Geraldine mumbled quietly.

He glanced around, probably to check close family weren’t within hearing. ‘I thought it was a wind-up when I first heard the news. I mean, it would have been in pretty poor taste if it had been, but I simply couldn’t believe it. He just wasn’t that kind of person, was he?’

‘No, he wasn’t,’ Geraldine agreed. ‘Still, you never know.’

‘True,’ he nodded. ‘You think you know someone and then –’ he shrugged. ‘What gets me is that we were out the night before it happened, and he was right as rain then. Well,’ he hesitated, ‘that is to say, he seemed all right. He told me he was planning a holiday, and we arranged a game of tennis for the weekend. We used to knock up once in a while, you know. Nothing too serious. Not like when I was younger and could move around the court.’ He smiled ruefully. ‘But it’s hardly what you expect a chap to be talking about the night before he tops himself, is it? Oh well, you never can tell.’

He wandered off. Geraldine watched him go and talk to the widow and her son, before she turned to make her way back to the car park. Before she had left the forecourt, Amanda came over and barred her way.

‘I’ll be coming to see you again,’ she announced. ‘I’m not letting this go.’ She leaned forward conspiratorially and went on, without lowering her foghorn of a voice. ‘They think I’m going to give up, but I know what happened and I’m not going to stop until you find out who did it.’

‘Oh for goodness sake,’ Charlotte interrupted her sister-in-law, stepping forward and hissing at her in a furious whisper. ‘Can’t you ever shut up? This is his funeral.’ She burst into tears and her son and daughter-in-law bustled her away, throwing angry glances at Amanda as they moved away.

‘Oh yes, they’d like nothing better than to shut me up,’ Amanda told Geraldine. ‘Her and her crocodile tears.’ She turned to glare at Geraldine. ‘I’ll see you tomorrow.’

‘I’m not likely to have anything new to tell you tomorrow,’ Geraldine said.

With a grunt, Amanda strode away. Nothing in the mourners’ demeanour had borne out the accusation that had been levelled against them. But now a second person had cast doubt on the idea that Mark Abbott had killed himself, and the dead man’s colleague from work was hardly likely to be harbouring a personal grudge against the widow. Aware that the dead man’s sister might be acting maliciously, Geraldine had to acknowledge that the funeral had raised a further question over Mark Abbott’s death.
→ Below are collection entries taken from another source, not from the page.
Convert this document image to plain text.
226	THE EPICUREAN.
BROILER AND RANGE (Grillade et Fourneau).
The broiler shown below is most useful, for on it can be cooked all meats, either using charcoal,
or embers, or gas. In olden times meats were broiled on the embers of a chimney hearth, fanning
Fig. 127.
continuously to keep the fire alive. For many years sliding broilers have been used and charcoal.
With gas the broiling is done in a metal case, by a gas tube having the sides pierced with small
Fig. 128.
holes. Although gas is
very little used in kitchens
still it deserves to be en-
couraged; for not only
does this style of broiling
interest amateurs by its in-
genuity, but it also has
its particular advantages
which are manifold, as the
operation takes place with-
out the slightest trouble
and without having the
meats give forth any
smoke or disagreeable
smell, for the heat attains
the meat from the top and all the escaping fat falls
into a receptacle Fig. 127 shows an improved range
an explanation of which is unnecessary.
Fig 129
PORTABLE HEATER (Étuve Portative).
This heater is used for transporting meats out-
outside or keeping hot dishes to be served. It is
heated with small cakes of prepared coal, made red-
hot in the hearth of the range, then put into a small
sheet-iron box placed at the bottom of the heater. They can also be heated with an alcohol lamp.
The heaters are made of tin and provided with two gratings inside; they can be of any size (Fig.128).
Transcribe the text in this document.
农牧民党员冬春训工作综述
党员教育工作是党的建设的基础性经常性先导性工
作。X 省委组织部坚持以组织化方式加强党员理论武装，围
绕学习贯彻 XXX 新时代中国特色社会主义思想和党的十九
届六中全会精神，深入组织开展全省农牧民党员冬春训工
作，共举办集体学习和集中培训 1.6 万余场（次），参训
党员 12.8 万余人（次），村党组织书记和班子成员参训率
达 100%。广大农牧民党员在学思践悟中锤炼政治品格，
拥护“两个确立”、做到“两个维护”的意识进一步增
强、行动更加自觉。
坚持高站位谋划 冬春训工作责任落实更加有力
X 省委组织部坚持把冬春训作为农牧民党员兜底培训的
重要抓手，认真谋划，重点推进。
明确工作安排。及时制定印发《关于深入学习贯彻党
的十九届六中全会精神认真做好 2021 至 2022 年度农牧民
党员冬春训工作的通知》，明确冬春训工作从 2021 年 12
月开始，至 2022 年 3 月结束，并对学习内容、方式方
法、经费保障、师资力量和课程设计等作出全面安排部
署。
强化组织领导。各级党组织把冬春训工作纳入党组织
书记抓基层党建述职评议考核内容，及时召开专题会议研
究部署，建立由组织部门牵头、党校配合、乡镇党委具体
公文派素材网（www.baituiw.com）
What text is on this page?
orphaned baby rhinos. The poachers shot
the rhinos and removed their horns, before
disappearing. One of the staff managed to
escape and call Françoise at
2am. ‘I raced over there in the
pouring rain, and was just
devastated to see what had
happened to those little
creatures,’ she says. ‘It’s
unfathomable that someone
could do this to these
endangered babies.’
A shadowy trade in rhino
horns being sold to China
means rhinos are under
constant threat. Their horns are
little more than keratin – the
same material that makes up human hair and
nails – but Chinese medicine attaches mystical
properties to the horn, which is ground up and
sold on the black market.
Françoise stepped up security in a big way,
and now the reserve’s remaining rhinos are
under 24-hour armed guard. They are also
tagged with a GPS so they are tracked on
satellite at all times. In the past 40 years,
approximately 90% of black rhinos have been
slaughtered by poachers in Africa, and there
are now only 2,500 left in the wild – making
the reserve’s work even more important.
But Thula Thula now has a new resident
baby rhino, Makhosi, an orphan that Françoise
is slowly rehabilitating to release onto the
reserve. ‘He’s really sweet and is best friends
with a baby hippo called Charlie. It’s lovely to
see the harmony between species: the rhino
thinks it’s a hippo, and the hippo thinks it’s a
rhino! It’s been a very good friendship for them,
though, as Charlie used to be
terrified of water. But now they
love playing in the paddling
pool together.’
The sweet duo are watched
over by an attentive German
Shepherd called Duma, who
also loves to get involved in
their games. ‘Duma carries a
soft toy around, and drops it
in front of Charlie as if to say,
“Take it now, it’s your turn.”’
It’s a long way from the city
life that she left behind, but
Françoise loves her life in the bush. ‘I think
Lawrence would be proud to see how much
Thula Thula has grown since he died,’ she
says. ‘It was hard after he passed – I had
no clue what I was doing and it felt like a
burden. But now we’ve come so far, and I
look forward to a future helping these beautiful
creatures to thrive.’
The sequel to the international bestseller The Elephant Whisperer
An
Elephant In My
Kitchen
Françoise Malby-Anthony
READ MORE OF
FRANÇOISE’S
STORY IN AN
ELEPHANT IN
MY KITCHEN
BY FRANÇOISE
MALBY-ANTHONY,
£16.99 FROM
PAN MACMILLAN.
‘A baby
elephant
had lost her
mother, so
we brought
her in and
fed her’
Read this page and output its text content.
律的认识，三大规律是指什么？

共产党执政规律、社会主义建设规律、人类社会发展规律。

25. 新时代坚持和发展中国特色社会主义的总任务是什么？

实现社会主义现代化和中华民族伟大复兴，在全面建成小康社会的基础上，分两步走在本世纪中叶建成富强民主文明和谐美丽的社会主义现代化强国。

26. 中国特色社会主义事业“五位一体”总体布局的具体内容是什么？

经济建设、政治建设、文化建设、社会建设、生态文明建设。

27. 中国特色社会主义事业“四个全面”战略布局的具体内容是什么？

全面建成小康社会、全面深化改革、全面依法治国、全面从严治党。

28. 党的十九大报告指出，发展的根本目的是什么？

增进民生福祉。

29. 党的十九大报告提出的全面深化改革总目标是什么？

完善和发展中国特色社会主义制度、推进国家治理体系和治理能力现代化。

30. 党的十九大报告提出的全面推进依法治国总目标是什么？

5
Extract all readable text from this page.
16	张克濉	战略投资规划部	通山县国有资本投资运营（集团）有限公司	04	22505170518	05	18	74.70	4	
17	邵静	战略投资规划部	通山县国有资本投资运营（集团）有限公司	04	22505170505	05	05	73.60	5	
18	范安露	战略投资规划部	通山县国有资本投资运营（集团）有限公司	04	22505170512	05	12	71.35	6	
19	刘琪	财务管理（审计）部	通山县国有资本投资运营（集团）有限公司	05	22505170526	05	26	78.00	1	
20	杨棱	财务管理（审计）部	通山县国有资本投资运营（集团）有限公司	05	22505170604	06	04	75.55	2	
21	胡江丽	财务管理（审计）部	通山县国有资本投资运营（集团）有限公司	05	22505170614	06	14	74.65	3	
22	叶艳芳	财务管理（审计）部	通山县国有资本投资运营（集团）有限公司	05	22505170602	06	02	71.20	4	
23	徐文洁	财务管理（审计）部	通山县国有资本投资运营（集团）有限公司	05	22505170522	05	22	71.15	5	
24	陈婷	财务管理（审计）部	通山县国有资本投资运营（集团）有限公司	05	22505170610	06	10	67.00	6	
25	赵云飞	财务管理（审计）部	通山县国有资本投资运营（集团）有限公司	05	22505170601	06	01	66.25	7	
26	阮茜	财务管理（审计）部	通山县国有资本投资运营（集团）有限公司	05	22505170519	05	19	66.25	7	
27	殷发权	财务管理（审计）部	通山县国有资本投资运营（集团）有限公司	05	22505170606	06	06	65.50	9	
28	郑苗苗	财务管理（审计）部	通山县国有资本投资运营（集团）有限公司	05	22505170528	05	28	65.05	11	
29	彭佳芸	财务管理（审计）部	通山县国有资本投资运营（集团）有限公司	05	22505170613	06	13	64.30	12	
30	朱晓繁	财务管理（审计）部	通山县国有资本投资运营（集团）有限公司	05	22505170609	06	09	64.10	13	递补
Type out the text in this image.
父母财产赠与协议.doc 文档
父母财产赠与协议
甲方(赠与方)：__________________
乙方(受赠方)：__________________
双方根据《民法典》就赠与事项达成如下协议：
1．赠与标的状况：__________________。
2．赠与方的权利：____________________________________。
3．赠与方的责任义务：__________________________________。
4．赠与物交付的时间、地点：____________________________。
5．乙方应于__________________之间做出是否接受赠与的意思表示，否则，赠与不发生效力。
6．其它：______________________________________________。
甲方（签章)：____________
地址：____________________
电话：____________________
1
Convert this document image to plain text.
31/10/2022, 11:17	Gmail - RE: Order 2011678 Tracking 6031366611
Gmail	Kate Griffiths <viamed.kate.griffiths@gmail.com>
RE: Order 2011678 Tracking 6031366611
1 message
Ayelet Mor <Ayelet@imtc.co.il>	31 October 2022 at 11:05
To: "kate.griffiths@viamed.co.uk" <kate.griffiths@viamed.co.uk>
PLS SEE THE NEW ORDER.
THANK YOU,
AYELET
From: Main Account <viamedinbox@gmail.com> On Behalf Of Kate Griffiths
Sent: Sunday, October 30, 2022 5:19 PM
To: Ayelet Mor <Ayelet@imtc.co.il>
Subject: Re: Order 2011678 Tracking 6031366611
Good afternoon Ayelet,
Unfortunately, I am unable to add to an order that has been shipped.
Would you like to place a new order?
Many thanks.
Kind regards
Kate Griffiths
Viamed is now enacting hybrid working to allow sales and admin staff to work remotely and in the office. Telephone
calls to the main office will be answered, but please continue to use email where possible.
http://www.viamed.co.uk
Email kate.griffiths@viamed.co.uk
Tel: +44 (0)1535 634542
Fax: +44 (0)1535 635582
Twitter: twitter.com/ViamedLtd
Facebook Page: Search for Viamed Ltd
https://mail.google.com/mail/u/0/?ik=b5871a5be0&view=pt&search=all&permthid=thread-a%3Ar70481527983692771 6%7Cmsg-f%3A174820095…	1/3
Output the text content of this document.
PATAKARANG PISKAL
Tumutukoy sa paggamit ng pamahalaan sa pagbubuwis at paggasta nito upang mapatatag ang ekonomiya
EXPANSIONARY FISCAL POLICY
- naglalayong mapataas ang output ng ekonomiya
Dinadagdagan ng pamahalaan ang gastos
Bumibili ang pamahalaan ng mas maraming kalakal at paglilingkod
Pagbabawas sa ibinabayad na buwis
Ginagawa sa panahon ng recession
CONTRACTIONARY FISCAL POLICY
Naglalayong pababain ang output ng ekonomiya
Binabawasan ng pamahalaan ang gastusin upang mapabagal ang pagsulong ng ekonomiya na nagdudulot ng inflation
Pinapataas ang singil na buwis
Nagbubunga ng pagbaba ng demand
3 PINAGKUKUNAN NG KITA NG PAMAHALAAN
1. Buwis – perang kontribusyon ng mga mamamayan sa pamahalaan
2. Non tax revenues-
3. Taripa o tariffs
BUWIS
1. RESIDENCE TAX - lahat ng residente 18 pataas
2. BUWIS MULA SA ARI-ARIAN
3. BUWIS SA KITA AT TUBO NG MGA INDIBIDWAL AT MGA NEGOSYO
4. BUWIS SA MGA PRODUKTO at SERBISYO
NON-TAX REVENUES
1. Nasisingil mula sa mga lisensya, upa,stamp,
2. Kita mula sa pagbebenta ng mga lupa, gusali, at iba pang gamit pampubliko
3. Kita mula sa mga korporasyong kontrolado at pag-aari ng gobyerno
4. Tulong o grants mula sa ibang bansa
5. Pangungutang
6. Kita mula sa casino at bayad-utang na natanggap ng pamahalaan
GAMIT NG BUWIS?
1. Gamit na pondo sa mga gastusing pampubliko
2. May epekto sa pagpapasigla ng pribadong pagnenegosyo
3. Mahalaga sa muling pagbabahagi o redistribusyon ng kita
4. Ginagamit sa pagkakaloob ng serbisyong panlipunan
However hard she tried to ignore her unease about his suicide, she couldn’t shake off the suspicion that something was wrong.

Returning to the police station, she shelved her curiosity about the alleged suicide, and settled down to work. It had taken her a few months to learn her way around York and get to know her colleagues at the police station in Fulford Road, but now her new place of work had become familiar, and she had struck up a friendship with a couple of her colleagues. Ted Allsop was a stocky man nearing retirement who had befriended Geraldine right from her first day at Fulford Road. She soon realised that he was equally sociable with everyone, but that only made her warm to his broad smile all the more. Another colleague who looked set to become a friend was a raven-haired woman called Ariadne, who had a Greek mother and an English father. She was about the same age as Geraldine and also single. Apart from that they had very little in common, but it was enough. If Geraldine could make just one real friend at work, she would be satisfied. Besides the relationships she was hoping to forge, her old friend, Ian Peterson, worked in York. His presence hopefully meant she was going to feel less lonely. Conscious that she could never return to London, she tried to focus on the positive aspects of her new life.